It is very difficult to find pre-made vegan gravy in the store, which is a blessing in disguise. Store gravy is full of preservatives and fats. To make it at home, add vegetable stock with a variety of spices, olive oil, garlic and shallots, and that’s it! As for side dishes, try to coordinate with the host prior to the holiday to inquire whether they are willing to ditch butter for the mashed potatoes and instead use olive oil or coconut butter. If not, make your own and don’t let the host have any. Vegan green bean casserole is another easy side dish, with coconut milk in place of cream.
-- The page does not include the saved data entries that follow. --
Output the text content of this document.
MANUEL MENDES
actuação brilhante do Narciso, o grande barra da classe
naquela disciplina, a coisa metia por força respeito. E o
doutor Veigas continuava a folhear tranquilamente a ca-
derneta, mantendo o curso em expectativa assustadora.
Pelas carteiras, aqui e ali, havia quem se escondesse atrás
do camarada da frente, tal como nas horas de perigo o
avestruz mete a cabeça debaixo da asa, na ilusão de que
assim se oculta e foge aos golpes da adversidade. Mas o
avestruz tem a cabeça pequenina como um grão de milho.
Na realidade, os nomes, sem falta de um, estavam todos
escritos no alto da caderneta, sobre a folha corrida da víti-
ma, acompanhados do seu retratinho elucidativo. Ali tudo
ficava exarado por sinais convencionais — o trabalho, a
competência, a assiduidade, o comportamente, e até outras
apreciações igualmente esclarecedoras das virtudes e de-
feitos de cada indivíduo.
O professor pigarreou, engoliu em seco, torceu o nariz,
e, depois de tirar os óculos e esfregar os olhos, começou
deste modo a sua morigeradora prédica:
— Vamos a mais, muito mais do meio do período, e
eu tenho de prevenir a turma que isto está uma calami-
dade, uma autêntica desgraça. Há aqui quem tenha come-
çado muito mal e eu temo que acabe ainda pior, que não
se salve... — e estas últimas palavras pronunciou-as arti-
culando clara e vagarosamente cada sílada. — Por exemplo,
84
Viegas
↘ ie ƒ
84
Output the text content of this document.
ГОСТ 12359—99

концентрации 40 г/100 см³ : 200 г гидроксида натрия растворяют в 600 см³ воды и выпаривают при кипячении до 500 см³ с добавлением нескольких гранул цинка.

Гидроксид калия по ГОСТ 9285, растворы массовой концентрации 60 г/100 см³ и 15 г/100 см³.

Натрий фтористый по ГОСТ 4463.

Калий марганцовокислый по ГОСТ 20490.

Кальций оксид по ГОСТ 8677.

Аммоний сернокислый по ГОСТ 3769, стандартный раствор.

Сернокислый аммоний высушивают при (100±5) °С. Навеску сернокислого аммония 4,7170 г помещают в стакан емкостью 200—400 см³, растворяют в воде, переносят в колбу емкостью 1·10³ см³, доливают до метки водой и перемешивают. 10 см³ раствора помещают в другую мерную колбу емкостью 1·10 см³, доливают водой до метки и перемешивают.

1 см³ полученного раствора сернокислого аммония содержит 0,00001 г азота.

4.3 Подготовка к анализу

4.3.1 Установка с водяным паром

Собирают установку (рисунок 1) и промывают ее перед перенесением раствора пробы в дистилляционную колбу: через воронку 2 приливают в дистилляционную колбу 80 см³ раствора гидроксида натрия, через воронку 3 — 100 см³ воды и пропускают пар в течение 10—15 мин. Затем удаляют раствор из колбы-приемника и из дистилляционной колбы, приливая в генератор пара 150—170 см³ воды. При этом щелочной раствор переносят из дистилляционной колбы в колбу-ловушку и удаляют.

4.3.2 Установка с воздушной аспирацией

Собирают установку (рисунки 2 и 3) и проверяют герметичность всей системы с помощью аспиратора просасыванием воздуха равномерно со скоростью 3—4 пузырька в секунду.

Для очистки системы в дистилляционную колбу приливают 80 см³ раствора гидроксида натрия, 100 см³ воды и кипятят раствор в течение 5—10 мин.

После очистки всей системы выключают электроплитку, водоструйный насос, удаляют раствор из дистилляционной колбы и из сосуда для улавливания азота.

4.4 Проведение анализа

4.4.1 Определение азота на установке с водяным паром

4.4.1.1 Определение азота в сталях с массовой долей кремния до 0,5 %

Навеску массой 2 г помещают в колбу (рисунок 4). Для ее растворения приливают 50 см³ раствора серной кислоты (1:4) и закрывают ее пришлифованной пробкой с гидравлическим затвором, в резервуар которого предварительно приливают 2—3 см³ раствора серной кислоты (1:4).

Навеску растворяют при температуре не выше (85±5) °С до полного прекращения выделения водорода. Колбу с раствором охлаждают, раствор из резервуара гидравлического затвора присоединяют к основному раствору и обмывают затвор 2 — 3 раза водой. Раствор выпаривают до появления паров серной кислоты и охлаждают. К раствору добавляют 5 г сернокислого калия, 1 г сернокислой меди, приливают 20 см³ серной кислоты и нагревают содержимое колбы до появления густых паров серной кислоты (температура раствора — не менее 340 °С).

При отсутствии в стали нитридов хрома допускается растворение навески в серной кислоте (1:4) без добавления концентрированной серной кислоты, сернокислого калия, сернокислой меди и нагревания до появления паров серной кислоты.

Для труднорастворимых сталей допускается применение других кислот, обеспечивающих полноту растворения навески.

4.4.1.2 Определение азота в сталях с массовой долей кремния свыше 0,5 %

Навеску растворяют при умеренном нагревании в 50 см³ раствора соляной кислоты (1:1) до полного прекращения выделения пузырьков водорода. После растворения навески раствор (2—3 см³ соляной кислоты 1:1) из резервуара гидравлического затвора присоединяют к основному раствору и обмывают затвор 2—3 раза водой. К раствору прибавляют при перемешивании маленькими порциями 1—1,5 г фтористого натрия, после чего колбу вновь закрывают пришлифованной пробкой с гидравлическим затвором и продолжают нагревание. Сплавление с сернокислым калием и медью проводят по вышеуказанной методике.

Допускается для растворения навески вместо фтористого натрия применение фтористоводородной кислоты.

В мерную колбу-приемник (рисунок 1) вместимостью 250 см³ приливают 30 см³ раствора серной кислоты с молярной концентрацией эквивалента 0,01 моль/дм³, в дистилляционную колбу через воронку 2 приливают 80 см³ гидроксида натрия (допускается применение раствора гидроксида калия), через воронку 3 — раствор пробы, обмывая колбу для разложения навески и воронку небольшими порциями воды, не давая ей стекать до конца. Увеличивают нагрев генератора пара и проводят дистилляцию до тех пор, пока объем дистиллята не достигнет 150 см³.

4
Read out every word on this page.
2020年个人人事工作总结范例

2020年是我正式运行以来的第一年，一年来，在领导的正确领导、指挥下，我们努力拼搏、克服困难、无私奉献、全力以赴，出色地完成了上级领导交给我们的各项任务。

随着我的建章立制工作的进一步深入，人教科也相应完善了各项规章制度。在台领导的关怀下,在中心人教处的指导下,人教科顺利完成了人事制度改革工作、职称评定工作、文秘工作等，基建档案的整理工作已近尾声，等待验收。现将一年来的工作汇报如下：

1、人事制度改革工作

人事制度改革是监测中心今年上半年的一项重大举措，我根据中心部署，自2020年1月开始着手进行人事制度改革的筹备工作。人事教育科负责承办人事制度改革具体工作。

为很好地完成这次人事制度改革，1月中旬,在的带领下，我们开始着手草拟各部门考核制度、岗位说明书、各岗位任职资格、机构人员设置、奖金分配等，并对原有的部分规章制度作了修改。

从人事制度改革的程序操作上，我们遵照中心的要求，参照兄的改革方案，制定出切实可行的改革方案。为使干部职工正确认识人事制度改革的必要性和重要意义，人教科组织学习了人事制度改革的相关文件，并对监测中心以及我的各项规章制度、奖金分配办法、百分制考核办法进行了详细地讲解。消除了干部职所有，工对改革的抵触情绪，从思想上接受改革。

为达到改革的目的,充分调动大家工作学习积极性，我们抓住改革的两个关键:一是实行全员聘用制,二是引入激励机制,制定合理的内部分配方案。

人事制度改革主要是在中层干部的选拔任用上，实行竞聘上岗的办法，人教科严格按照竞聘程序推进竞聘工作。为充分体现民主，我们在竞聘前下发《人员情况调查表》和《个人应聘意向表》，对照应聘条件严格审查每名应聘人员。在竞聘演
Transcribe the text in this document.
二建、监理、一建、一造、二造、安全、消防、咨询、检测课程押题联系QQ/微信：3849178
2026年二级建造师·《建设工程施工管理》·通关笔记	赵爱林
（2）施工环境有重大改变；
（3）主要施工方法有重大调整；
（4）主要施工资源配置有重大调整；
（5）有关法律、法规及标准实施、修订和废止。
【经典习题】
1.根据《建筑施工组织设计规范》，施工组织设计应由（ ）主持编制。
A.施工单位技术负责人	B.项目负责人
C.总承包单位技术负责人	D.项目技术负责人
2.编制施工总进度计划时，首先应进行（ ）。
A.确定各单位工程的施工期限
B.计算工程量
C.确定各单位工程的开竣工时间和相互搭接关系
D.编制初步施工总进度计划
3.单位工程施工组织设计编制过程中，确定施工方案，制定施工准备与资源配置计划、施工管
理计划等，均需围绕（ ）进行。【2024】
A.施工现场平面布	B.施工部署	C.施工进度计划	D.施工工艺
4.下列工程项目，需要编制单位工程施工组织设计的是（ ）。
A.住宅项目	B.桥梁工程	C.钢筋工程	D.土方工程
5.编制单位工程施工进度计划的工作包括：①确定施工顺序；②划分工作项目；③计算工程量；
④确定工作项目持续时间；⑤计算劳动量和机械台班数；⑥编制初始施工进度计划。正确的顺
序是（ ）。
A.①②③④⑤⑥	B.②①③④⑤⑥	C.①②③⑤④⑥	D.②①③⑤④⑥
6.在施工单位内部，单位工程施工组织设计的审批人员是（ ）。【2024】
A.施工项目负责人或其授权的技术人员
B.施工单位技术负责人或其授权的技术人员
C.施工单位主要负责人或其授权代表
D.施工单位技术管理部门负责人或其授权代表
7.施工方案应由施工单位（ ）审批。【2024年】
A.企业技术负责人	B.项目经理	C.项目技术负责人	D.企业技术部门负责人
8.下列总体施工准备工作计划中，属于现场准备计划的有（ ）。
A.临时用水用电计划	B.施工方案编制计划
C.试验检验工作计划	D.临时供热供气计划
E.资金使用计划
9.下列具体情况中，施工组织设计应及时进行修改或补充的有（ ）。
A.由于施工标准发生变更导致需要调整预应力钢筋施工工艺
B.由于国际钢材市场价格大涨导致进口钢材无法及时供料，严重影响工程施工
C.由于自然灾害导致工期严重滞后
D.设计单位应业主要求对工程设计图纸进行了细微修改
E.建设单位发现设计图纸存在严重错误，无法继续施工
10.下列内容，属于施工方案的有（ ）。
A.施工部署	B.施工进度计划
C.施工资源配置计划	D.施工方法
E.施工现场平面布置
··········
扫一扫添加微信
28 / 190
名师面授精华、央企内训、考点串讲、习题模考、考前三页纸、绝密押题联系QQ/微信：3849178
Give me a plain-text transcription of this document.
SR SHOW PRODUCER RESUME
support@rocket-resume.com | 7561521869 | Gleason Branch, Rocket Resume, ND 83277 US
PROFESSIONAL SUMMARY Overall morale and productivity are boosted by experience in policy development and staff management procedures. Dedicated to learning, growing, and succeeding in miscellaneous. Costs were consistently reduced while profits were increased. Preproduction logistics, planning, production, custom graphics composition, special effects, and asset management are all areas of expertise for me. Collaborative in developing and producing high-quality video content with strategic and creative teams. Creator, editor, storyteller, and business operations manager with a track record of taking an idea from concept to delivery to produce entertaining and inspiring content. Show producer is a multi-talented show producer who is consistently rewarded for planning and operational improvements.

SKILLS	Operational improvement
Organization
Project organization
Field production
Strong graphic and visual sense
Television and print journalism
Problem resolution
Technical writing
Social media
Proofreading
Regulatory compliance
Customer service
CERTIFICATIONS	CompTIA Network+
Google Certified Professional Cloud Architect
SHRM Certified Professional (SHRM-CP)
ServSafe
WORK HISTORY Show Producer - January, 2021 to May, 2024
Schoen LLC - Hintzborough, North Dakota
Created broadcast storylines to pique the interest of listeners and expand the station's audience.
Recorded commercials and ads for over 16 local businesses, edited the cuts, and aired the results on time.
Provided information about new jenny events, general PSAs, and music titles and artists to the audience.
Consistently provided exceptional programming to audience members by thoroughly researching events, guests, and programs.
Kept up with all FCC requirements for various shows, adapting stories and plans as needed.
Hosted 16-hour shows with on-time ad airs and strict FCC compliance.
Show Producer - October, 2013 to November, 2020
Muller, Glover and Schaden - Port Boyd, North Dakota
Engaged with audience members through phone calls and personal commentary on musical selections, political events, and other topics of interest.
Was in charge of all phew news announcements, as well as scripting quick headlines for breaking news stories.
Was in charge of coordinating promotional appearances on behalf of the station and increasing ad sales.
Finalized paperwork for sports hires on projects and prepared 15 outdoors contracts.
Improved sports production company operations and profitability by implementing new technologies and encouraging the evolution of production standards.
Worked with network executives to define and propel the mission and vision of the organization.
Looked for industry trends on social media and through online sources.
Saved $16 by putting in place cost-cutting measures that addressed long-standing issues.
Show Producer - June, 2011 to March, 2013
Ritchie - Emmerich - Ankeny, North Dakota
Finally, dessert! One of my favourite foods in the entire world happens to be pumpkin pie. I remember my first thanksgiving as a vegan before I figured out that I had to make my own food and I sat nearly in tears while everyone around me chomped down on their slice of pie. Thankfully, there is a vegan option you can make that is easy, healthy, and delicious. It uses pumpkin puree, coconut milk, and oats. If you want to opt out of making the crust, they have a vegan option at Whole Foods that is surprisingly affordable.

When I was younger, I dreaded holiday events. Now, I look at it as an opportunity to help other people realize that vegan food can taste delicious too. It also sparks a conversation about eating meat — a conversation people would otherwise not be having. The other day, I ended up talking with my boyfriend’s 11-year old cousin at a family event about being vegan and why. You never know the impact you could end up having, and it is important to eat with non-vegans for this very reason. Good luck, and remember you are saving a turkey’s life. That alone is enough to make me feel a little better on Thanksgiving.